Background information
- Born: Denver, Colorado, U.S.
- Origin: Minneapolis, Minnesota, U.S.
- Genres: Children's, independent, folk
- Instruments: Singing, acoustic guitar, banjo
- Label: Okee Dokee Music (ASCAP)
- Website: okeedokee.org

= The Okee Dokee Brothers =

American music duo

The Okee Dokee Brothers are an independent American folk and American roots children's music duo, Joe Mailander and Justin Lansing, from Minneapolis. Their 2012 CD/DVD release Can You Canoe?, with music and videos created during a 2011 paddle down the Mississippi River, won a Grammy for Best Children's Album in the 55th Grammy Awards. They released their second CD/DVD called Through the Woods in May 2014, with music and videos created during a 2013 trek up the Appalachian Trail. The album garnered a Grammy nomination in 2014. They traveled through the Southwest for another album and DVD, Saddle Up, which was also nominated for a Grammy in the best children's album category. Joe and Justin also published two picture books under Sterling Publishing (Sterling Children's) titled Can You Canoe? And Other Adventure Songs and Thousand Star Hotel. Their primary branding artist, Brandon Reese, illustrated the books.

In October 2018, The Okee Dokee Brothers released Winterland, a collection of 16 original songs exploring the wonders and beauty of winter. A voyage from autumn to spring, Winterland presents secular winter music the entire family can enjoy while cozying up around the fire. This album also received a Grammy nomination in November 2019.

In May 2020, they released, Songs for Singin, a 2-disc 27-song album full of inclusive songs so fans can join in and belt out. In the spirit of American folk legends, Woody Guthrie and Pete Seeger, Songs for Singin presents timeless messages of hope and unity. The album includes an illustrated 32-page book with the lyrics and chords to every song to inspire living room sing-alongs.
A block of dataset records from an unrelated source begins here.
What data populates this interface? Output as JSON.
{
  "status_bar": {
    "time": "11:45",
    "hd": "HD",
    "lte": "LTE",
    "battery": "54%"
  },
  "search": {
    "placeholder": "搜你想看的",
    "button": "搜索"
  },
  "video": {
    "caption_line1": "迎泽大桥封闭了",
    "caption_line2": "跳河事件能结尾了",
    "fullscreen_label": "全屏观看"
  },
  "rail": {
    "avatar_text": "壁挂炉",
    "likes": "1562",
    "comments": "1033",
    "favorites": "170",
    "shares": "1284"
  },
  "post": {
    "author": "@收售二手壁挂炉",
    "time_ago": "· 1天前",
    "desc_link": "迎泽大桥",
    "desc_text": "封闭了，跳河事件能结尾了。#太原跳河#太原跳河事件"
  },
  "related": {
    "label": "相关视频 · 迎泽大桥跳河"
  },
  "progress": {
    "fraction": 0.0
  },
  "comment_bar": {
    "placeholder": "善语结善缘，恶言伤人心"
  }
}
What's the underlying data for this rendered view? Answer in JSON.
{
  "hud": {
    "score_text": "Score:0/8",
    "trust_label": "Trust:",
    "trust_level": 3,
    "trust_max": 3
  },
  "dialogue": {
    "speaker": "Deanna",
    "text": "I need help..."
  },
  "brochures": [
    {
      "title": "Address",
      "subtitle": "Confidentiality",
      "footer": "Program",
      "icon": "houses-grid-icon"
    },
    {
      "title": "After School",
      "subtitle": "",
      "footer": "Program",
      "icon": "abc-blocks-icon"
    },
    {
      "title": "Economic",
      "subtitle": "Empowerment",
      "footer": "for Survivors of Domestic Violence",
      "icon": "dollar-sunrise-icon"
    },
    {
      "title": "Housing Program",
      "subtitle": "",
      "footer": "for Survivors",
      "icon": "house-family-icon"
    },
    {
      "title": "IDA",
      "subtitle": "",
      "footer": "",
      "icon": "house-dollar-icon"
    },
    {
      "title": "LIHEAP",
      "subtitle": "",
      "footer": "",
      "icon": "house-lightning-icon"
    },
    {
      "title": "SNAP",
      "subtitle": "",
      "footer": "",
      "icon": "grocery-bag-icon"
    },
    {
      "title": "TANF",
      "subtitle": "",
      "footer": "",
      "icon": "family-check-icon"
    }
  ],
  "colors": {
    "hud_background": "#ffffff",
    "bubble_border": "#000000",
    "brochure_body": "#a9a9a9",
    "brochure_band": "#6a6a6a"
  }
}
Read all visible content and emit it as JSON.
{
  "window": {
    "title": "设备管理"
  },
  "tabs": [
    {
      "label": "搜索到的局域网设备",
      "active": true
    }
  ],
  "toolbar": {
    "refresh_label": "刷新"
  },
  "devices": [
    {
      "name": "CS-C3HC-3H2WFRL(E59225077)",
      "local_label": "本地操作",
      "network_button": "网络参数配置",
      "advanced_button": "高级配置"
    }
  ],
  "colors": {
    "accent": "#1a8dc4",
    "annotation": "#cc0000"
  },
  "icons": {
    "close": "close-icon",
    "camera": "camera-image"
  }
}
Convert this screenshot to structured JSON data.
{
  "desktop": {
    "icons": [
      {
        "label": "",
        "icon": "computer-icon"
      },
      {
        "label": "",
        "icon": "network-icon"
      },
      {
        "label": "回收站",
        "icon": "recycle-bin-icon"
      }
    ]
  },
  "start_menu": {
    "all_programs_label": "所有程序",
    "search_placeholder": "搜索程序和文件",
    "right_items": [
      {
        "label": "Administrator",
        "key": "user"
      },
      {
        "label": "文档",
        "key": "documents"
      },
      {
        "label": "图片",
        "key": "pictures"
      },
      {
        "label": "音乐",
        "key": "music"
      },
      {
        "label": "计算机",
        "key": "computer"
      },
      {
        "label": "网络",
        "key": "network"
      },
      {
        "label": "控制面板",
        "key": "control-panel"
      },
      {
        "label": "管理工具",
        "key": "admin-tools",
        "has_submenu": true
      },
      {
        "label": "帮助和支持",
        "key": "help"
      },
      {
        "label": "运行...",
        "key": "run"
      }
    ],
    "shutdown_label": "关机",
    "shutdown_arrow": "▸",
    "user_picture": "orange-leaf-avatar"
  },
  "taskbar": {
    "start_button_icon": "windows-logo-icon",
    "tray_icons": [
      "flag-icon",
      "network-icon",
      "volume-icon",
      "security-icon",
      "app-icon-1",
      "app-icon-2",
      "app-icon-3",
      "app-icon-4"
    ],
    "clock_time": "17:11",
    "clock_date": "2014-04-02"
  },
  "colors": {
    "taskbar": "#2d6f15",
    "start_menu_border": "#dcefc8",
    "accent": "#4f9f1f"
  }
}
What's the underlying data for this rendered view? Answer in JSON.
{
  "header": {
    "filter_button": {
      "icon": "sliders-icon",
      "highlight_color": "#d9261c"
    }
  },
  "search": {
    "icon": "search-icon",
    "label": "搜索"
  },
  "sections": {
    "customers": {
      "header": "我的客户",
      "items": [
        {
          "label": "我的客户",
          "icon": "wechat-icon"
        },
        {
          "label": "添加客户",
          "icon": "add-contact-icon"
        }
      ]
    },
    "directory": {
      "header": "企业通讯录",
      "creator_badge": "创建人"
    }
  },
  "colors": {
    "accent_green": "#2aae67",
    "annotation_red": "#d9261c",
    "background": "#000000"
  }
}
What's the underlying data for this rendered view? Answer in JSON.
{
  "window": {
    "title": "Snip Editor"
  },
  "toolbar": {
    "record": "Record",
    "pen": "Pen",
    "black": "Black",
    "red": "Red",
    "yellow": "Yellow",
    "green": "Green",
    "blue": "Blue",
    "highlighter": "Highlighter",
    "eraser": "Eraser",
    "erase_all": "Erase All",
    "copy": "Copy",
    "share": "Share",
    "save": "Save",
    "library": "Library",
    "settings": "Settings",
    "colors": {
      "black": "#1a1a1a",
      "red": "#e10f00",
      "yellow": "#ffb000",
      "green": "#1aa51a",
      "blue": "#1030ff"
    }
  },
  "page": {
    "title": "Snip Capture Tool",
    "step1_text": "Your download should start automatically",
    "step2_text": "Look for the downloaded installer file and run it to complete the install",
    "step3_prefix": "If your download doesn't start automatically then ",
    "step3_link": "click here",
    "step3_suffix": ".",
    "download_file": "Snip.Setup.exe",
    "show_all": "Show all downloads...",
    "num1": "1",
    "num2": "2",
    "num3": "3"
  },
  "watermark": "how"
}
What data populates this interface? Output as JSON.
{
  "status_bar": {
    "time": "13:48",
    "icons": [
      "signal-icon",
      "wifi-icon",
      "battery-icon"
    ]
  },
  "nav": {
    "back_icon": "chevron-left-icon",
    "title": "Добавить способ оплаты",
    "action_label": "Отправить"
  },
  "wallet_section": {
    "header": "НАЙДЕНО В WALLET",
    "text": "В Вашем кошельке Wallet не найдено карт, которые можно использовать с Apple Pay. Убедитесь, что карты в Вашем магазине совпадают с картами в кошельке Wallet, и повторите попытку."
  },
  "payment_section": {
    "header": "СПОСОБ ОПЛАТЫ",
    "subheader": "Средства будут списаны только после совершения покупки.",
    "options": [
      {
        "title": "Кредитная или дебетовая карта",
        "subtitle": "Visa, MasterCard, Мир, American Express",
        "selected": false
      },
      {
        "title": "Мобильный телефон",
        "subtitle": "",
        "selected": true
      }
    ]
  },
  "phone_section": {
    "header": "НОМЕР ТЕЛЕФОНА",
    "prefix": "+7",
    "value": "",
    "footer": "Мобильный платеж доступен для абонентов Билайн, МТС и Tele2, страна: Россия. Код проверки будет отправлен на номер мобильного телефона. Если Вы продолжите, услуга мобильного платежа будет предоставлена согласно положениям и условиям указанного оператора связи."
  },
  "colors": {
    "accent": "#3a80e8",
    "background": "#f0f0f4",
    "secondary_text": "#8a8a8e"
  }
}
They released Brambletown in March 2023. The album is a 17-song collection that celebrates a fantastical place where “critters can talk, trees can walk and nothing’s as it seems.” Listeners are introduced to the forest’s residents: Junkyard Raccoon, Doctor Mole, Fox and Hare, Possum, and Old Badger.

In July of 2024, their animated 35 minute film, Brambletown, was released on PBS KIDS. Brambletown is a paper stop-motion animated musical film that explores connection and belonging – within ourselves, with each other, and with nature. The film tells the story of Fox and Badger: two lifelong friends who return to their childhood home of Brambletown, only to find that things have changed. As they grow apart, experience new hurts, and navigate a major disruption to their forest community, Fox and Badger learn that even in the darkest moments, they still have the power to heal. Brambletown’s core message is that taking care of ourselves and our relationships is part of taking care of the world. Through its music and story, the film provides children and grown-ups with a safe on-ramp for talking (and singing) about some of life’s toughest challenges with hope, honesty, and optimism.

In November 2025, they released the album, "Little Old You," with 14 tracks, including a rendition of the Grateful Dead's "Brokedown Palace."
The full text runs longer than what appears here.